A questão do sentido do processo de aprendizagem não reenvia apenas
para o trabalho de articulação com o universo das referências do
pensamento e da acção dos aprendentes em termos de significação e de
projecto. Ela reenvia também para a questão das finalidades do processo e
para o que está em jogo na aprendizagem para pessoa... A compreensão
pelo próprio aprendente das dinâmicas que constituem o seu processo de
formação dá aos processos de aprendizagem e de conhecimento uma
“consistência”, uma “coluna vertebral” que reforça a energia psíquica e
afectiva do aprendente, o seu sentimento de coerência e a sua
disponibilidade para a aprendizagem propriamente dita... Para o
aprendente, compreender o que está em jogo da sua identidade em devir
numa aprendizagem é colocar-se em posição de determinar melhor as
inevitáveis desaprendizagens, os pontos de resistência à mudança, os
recursos à disposição, as experiências a questionar, as escolhas já feitas a
considerar... Finalmente, é colocar os processos de aprendizagem e de
conhecimento simultaneamente em relação com as aquisições do passado
e com as mudanças que preparam um futuro mais ou menos próximo
(JOSSO, 2002, p. 186).
Além disso, há uma afirmação tão simples quanto extremamente
importante em termos contemporâneos: no seio do direito à aprendizagem, do direito
à formação, é preciso aprender a se formar. Esse direito e essa experiência são, em
geral, negligenciados, fica nos níveis do impensado, transformado na resultante de
uma concessão da autoridade pedagógica, com consequências éticas e políticas
significativas para quem está implicado num processo institucional de formação e
para o próprio exercício da cidadania.
Aprender a formar-se é parte importante na construção da autonomia
cidadã.
Como recomenda Dominicé (2007, p. 124), inspirado em J. Mezirow, “a
aprendizagem formadora deve vir junta com uma mudança de ponto de vista, uma
transformação de perspectiva”.
Podemos acrescentar a essas contribuições sobre a aprendizagem de
uma perspectiva formativa, os argumentos de Christine Délory-Monberger (2008, p.

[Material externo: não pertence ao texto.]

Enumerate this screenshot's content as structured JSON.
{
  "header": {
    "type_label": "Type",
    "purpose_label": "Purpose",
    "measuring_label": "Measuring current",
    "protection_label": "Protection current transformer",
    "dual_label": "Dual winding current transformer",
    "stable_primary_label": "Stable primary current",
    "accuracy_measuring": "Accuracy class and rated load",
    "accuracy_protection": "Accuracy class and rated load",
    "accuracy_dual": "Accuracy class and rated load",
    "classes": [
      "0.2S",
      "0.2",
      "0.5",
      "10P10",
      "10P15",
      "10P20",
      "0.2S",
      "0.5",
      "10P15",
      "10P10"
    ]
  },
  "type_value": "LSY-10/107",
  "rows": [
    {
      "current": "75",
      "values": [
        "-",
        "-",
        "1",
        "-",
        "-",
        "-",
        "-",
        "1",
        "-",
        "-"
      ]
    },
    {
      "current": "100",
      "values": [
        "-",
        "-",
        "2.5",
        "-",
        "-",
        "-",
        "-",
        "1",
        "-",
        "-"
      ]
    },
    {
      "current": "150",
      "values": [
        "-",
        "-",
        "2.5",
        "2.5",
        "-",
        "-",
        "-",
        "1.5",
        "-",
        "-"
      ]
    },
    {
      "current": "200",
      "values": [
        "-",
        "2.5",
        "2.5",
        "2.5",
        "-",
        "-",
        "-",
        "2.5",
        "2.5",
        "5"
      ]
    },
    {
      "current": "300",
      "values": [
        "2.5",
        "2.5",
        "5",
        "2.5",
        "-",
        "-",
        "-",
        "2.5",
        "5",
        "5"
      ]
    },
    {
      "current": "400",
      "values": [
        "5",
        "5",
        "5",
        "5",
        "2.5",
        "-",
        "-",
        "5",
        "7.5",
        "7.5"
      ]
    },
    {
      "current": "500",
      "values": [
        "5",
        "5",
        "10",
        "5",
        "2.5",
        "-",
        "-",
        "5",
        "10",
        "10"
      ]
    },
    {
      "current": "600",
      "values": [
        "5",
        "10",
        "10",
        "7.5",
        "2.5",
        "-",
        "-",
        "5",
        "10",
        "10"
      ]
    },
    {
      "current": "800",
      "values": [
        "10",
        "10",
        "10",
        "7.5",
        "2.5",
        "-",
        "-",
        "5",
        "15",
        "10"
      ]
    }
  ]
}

138), quando nos diz que aprender e apropriar-se dos saberes, seja qual for a sua
natureza, é, em graus diversos, retocar, revisar, modificar, e transformar um modo
de ser no mundo, um conjunto de relações com os outros e consigo mesmo; é lançar
novos olhares sobre seu passado e sobre suas origens, projetar ou sonhar, de outro
modo, seu futuro, “biografar-se de outro modo”. Acrescentamos, é pensar também
de forma problematizadora na construção de um projeto histórico mais digno para
uma sociedade em que a educação ainda se constitui num certo privilégio.